Michael Mallinson, the former Prudential property director who wrote the report, says valuers must remove the 'aura of mystique' from their work.

Accordingly the report, commissioned by the Royal Institution of Chartered Surveyors, makes more than 43 recommendations for change.

Its publication comes in the light of the Queens Moat Houses affair, which saw two leading firms of surveyors come up with six different figures over two years for the value of the hotel chain.

One of the report's key recommendations is that the Rics should be given increased investigatory powers to ascertain whether surveyors have acted in accordance with professional guidelines.

The Rics is unlikely to be given the power to question subjective assumptions, such as appropriate investment yields, but it is expected to have the power to call in valuers' papers for scrutiny and develop clear rules under which members can be disciplined.

The Queens Moat case highlighted the subjectivity of assessing properties where values depend on future business.
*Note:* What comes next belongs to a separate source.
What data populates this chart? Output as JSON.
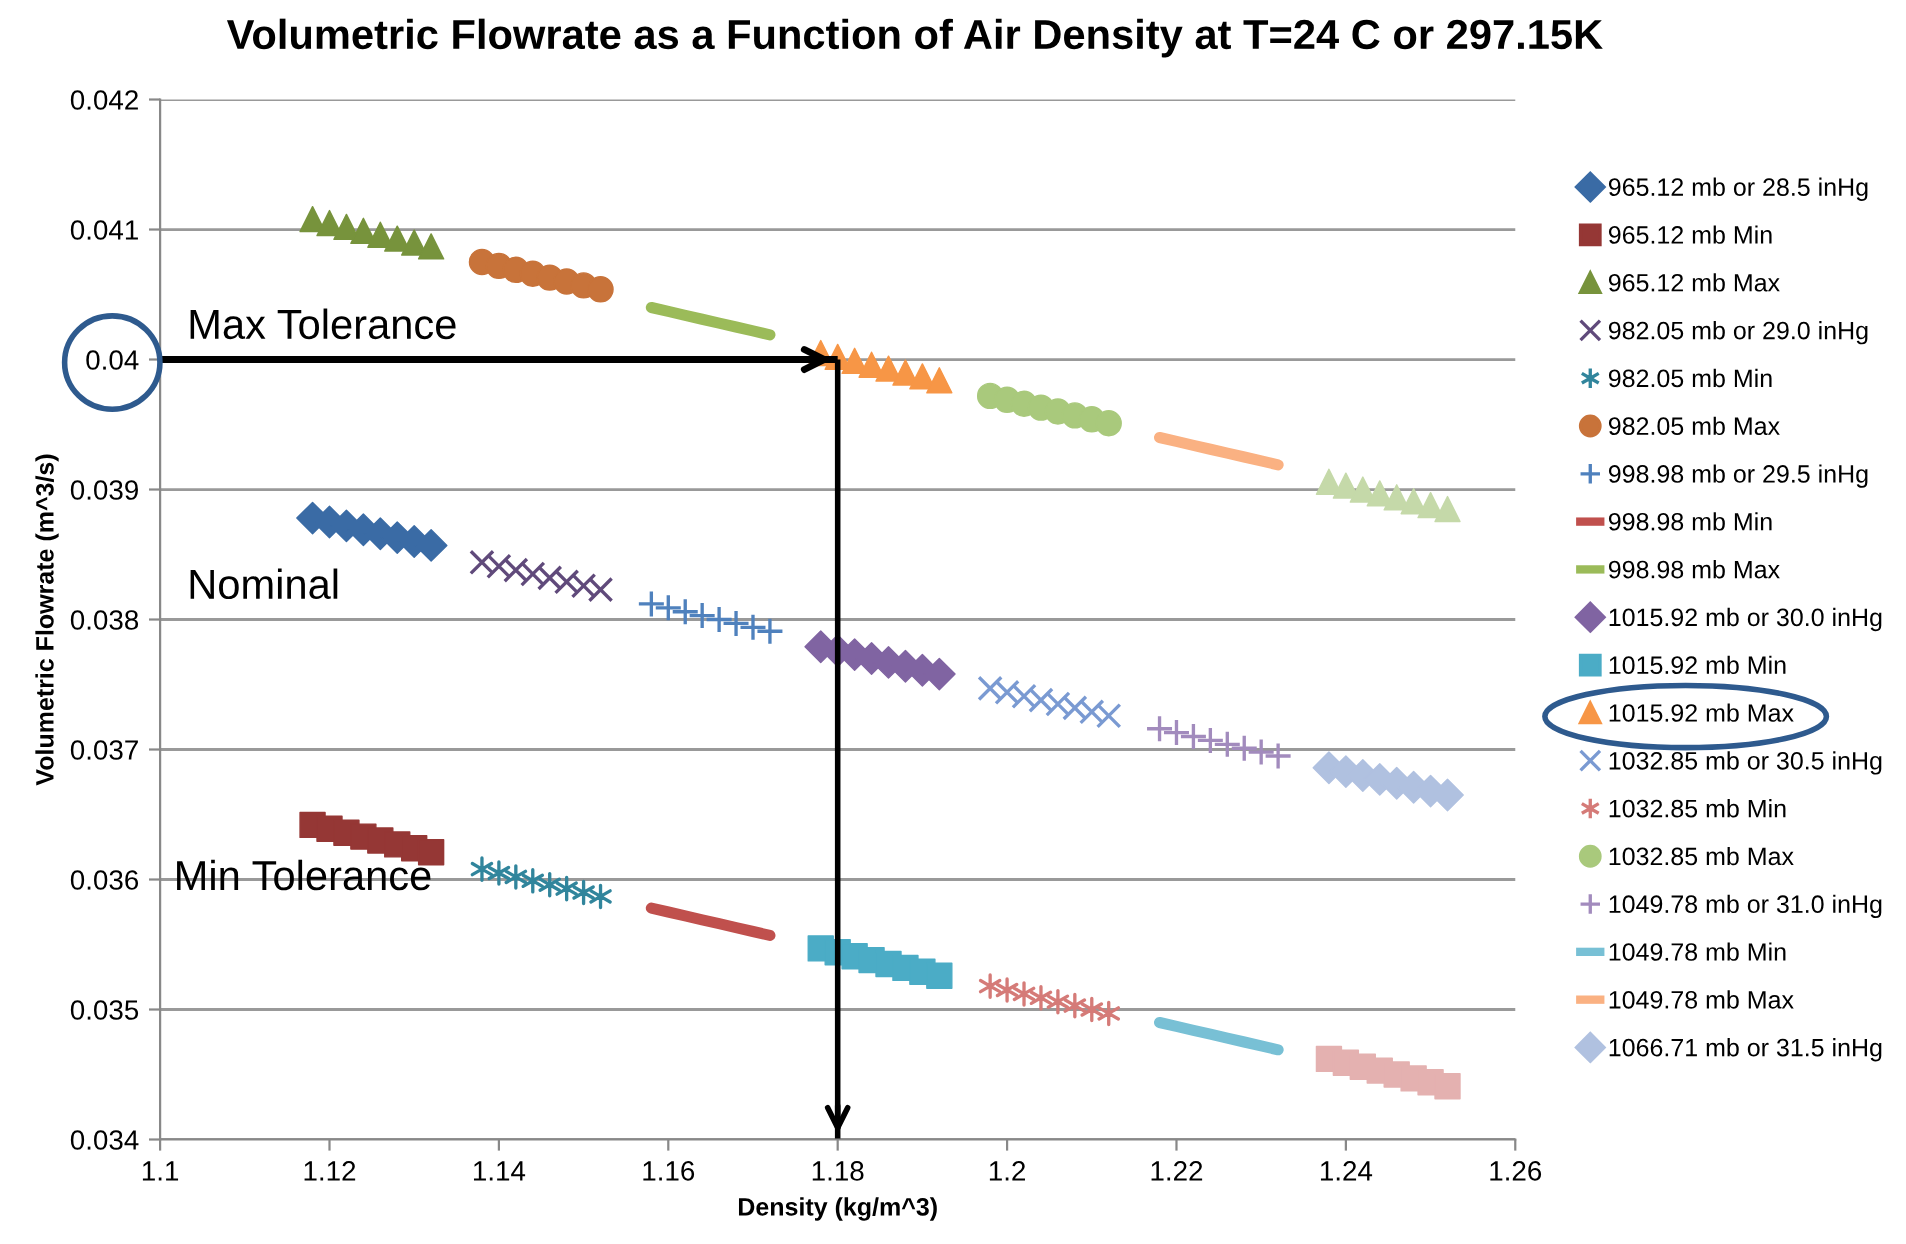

The report says valuers should never state a figure without indicating the valuation basis adopted. They should also be more honest about the uncertainties that surround their work.

Greater communication with clients could help prevent legal actions such as the writ issued this week against Richard Ellis by Nykredit, the Danish bank. The bank is taking the agent to court over a pounds 37m valuation on a London site in 1990, two years before it sold for pounds 6.8m.

The case highlighted the need to refine valuation methods which depend on an analysis of similar transactions and investment yields.

The report says the Rics should investigate alternative methods and adds that when a valuation is dependent on trading potential with no reliable comparisons it should say so.

The potential failings of current methods were highlighted during the flotation of the out- of-town shopping developer, Capital Shopping Centres. Its directors disagreed with DTZ Debenham Thorpe's valuation of its centres.

They argued current valuation methods failed to take into account the growth potential of immature shopping centres which do not reach their full trading potential for up to 10 years after they are opened.